The Bugatti Chiron is better than the Veyron in every way; the Chiron is faster, more powerful, and even better looking than its predecessor. But there’s a reason why the new car can’t match the old.
The Chiron has made absolutely huge leaps on from the Veyron, particularly if you compare it to the original Bugatti Veyron 16.4, as that car made its way into production in the heady pre-recession days of 2005.
The Chiron is eight miles an hour faster than the original Veyron. The Chiron makes nearly 500 more horsepower and it even has a higher price tag, too. Everything the Veyron does, the Chiron does better.
But the problem is that these are incremental advances. They are little steps in performance. Everyone understands now, over a decade since the modern incarnation of Bugatti first made deliveries to the public, that the company is capable of this kind of performance. The Chiron’s speed is evolutionary.

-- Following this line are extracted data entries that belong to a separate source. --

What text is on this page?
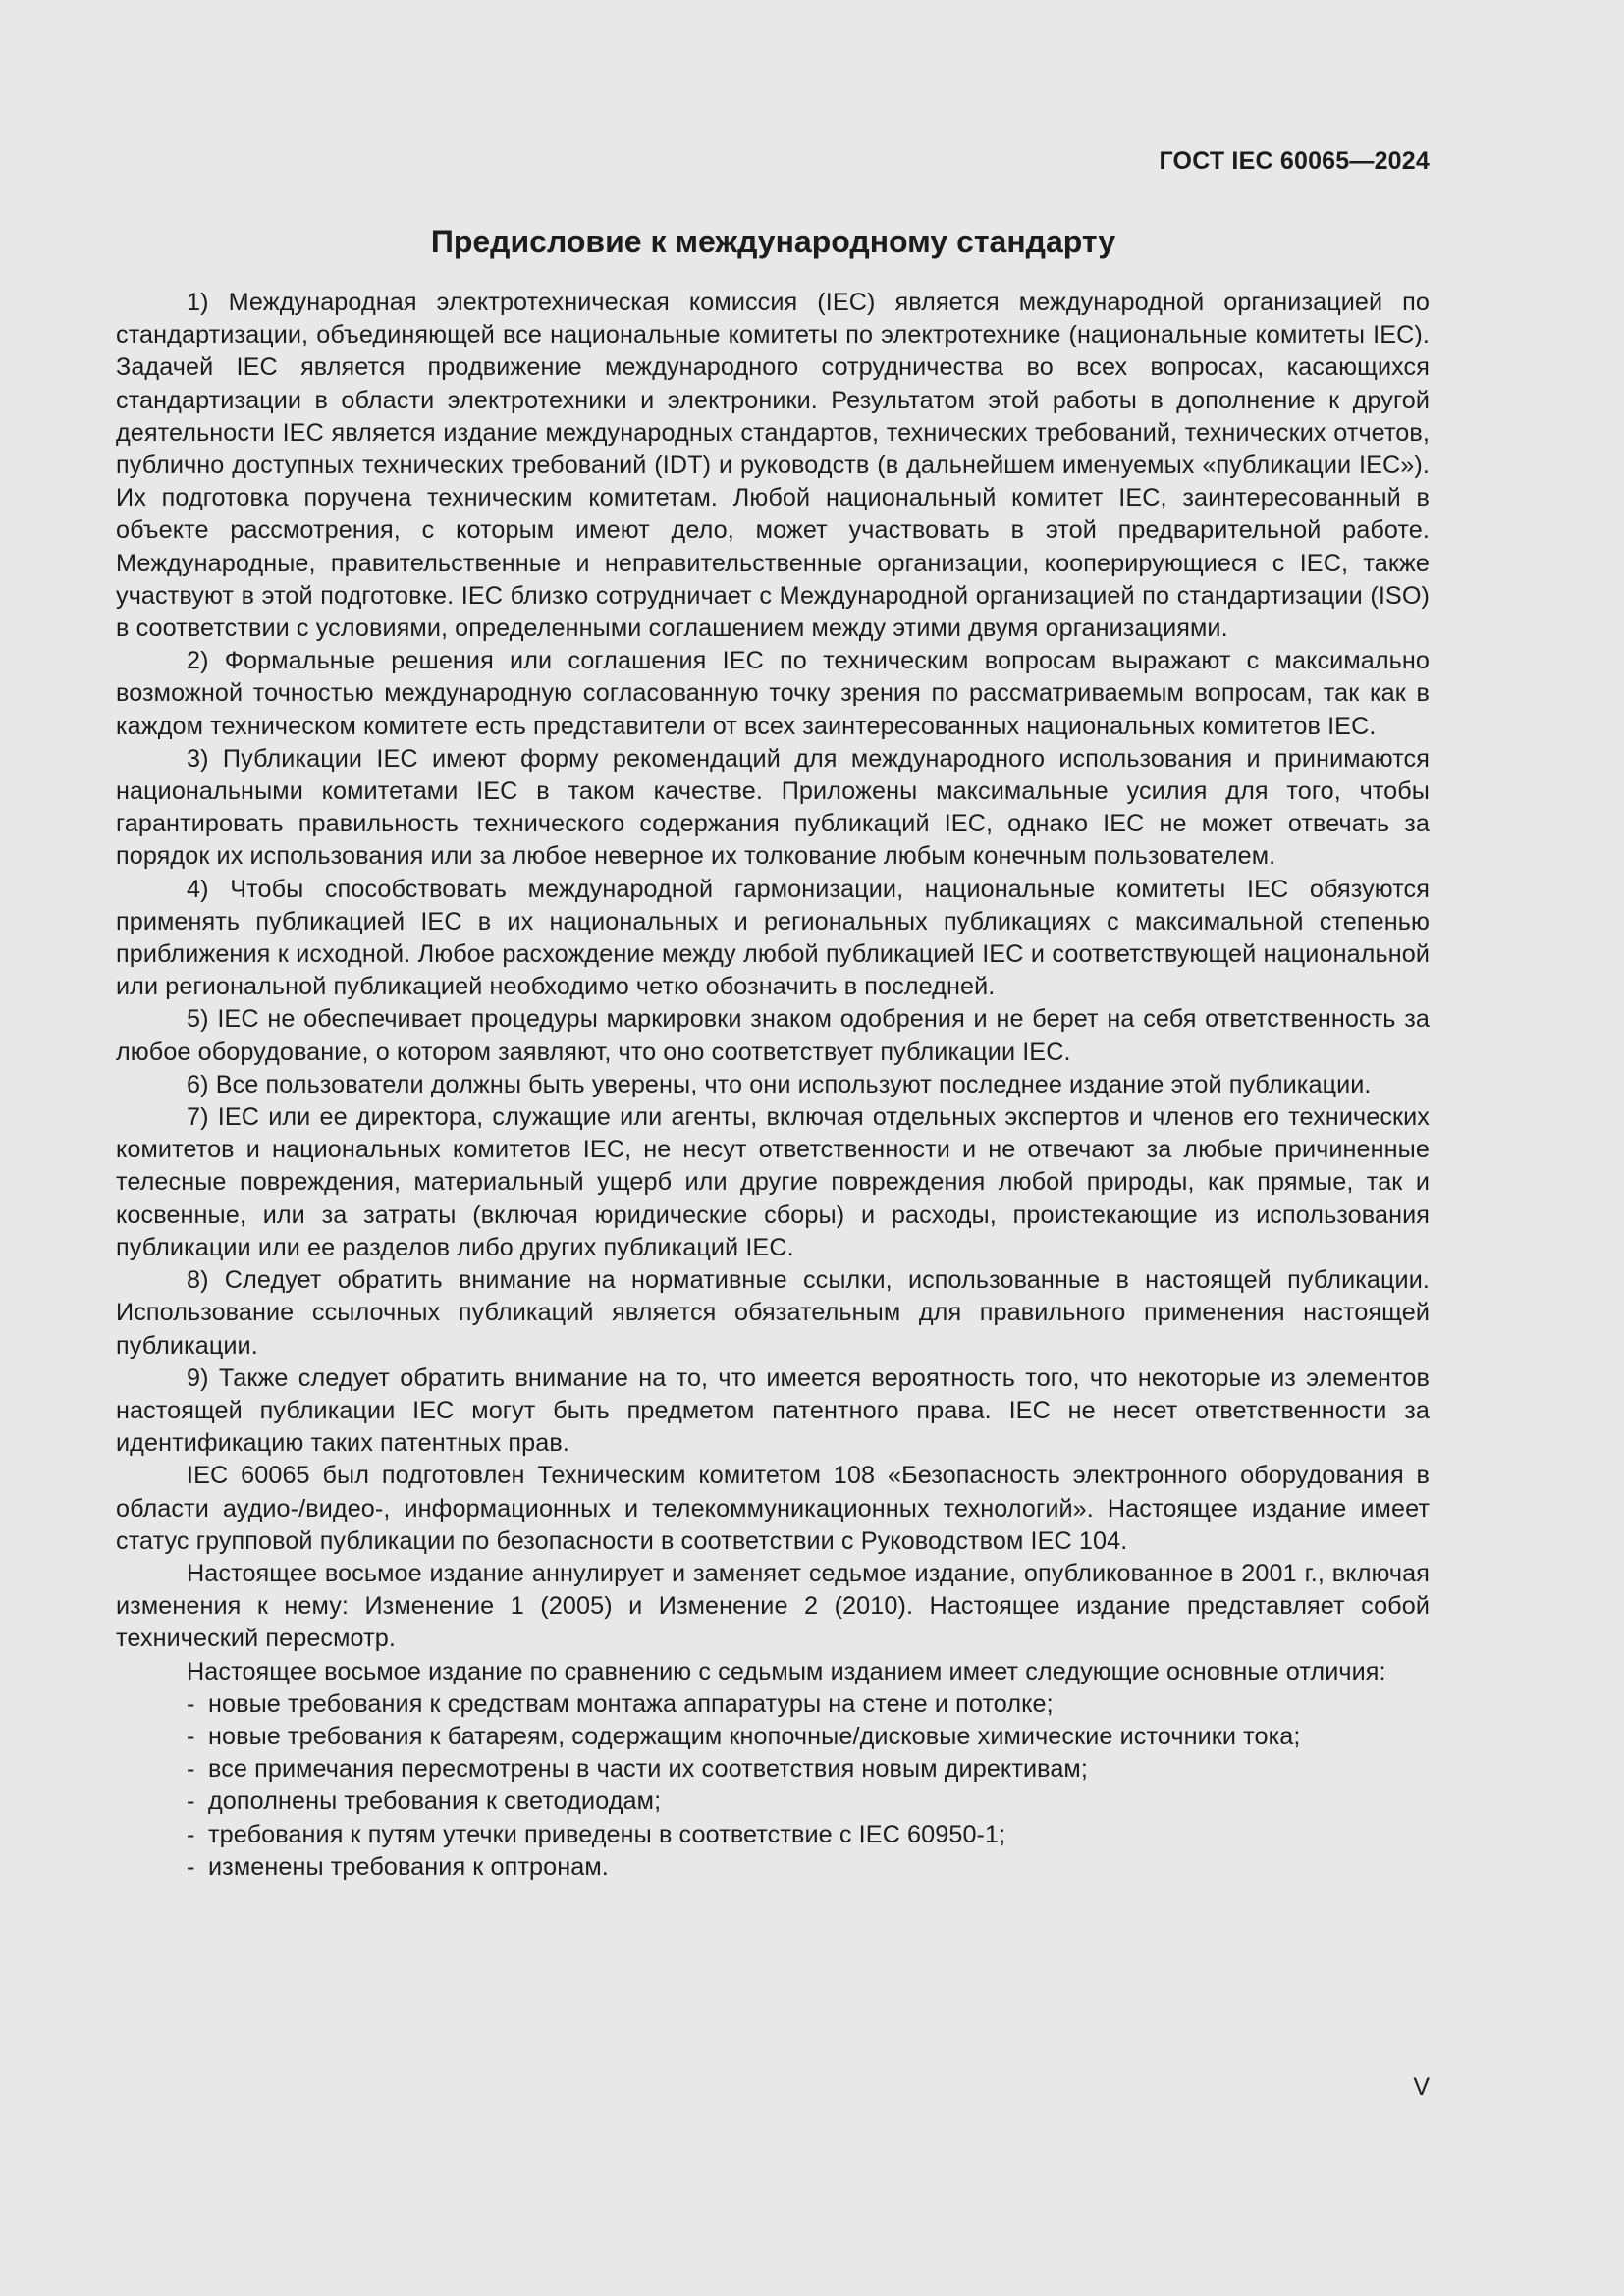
ГОСТ IEC 60065—2024
Предисловие к международному стандарту

1) Международная электротехническая комиссия (IEC) является международной организацией по стандартизации, объединяющей все национальные комитеты по электротехнике (национальные комитеты IEC). Задачей IEC является продвижение международного сотрудничества во всех вопросах, касающихся стандартизации в области электротехники и электроники. Результатом этой работы в дополнение к другой деятельности IEC является издание международных стандартов, технических требований, технических отчетов, публично доступных технических требований (IDT) и руководств (в дальнейшем именуемых «публикации IEC»). Их подготовка поручена техническим комитетам. Любой национальный комитет IEC, заинтересованный в объекте рассмотрения, с которым имеют дело, может участвовать в этой предварительной работе. Международные, правительственные и неправительственные организации, кооперирующиеся с IEC, также участвуют в этой подготовке. IEC близко сотрудничает с Международной организацией по стандартизации (ISO) в соответствии с условиями, определенными соглашением между этими двумя организациями.

2) Формальные решения или соглашения IEC по техническим вопросам выражают с максимально возможной точностью международную согласованную точку зрения по рассматриваемым вопросам, так как в каждом техническом комитете есть представители от всех заинтересованных национальных комитетов IEC.

3) Публикации IEC имеют форму рекомендаций для международного использования и принимаются национальными комитетами IEC в таком качестве. Приложены максимальные усилия для того, чтобы гарантировать правильность технического содержания публикаций IEC, однако IEC не может отвечать за порядок их использования или за любое неверное их толкование любым конечным пользователем.

4) Чтобы способствовать международной гармонизации, национальные комитеты IEC обязуются применять публикацией IEC в их национальных и региональных публикациях с максимальной степенью приближения к исходной. Любое расхождение между любой публикацией IEC и соответствующей национальной или региональной публикацией необходимо четко обозначить в последней.

5) IEC не обеспечивает процедуры маркировки знаком одобрения и не берет на себя ответственность за любое оборудование, о котором заявляют, что оно соответствует публикации IEC.

6) Все пользователи должны быть уверены, что они используют последнее издание этой публикации.

7) IEC или ее директора, служащие или агенты, включая отдельных экспертов и членов его технических комитетов и национальных комитетов IEC, не несут ответственности и не отвечают за любые причиненные телесные повреждения, материальный ущерб или другие повреждения любой природы, как прямые, так и косвенные, или за затраты (включая юридические сборы) и расходы, проистекающие из использования публикации или ее разделов либо других публикаций IEC.

8) Следует обратить внимание на нормативные ссылки, использованные в настоящей публикации. Использование ссылочных публикаций является обязательным для правильного применения настоящей публикации.

9) Также следует обратить внимание на то, что имеется вероятность того, что некоторые из элементов настоящей публикации IEC могут быть предметом патентного права. IEC не несет ответственности за идентификацию таких патентных прав.

IEC 60065 был подготовлен Техническим комитетом 108 «Безопасность электронного оборудования в области аудио-/видео-, информационных и телекоммуникационных технологий». Настоящее издание имеет статус групповой публикации по безопасности в соответствии с Руководством IEC 104.

Настоящее восьмое издание аннулирует и заменяет седьмое издание, опубликованное в 2001 г., включая изменения к нему: Изменение 1 (2005) и Изменение 2 (2010). Настоящее издание представляет собой технический пересмотр.

Настоящее восьмое издание по сравнению с седьмым изданием имеет следующие основные отличия:

- новые требования к средствам монтажа аппаратуры на стене и потолке;
- новые требования к батареям, содержащим кнопочные/дисковые химические источники тока;
- все примечания пересмотрены в части их соответствия новым директивам;
- дополнены требования к светодиодам;
- требования к путям утечки приведены в соответствие с IEC 60950-1;
- изменены требования к оптронам.
V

The original Veyron was a revolution. People simply could not believe the speed of the thing, or that the massive corporate structure of Volkswagen Group could pull it off. The car had a number of very public failures leading up to its launch, and the way the car monstered every performance metric of every other production car in history blew the automotive world’s mind.
I have seen a Veyron undergoing an engine-out service. They entire back half of the car comes apart. It looks like part of an Apollo module. It looks like nothing that ever came before it.
This is the problem with the Chiron; it is expected. It might be better than the Veyron, it might beat its speed records, but it is more of the same when its predecessor was anything but.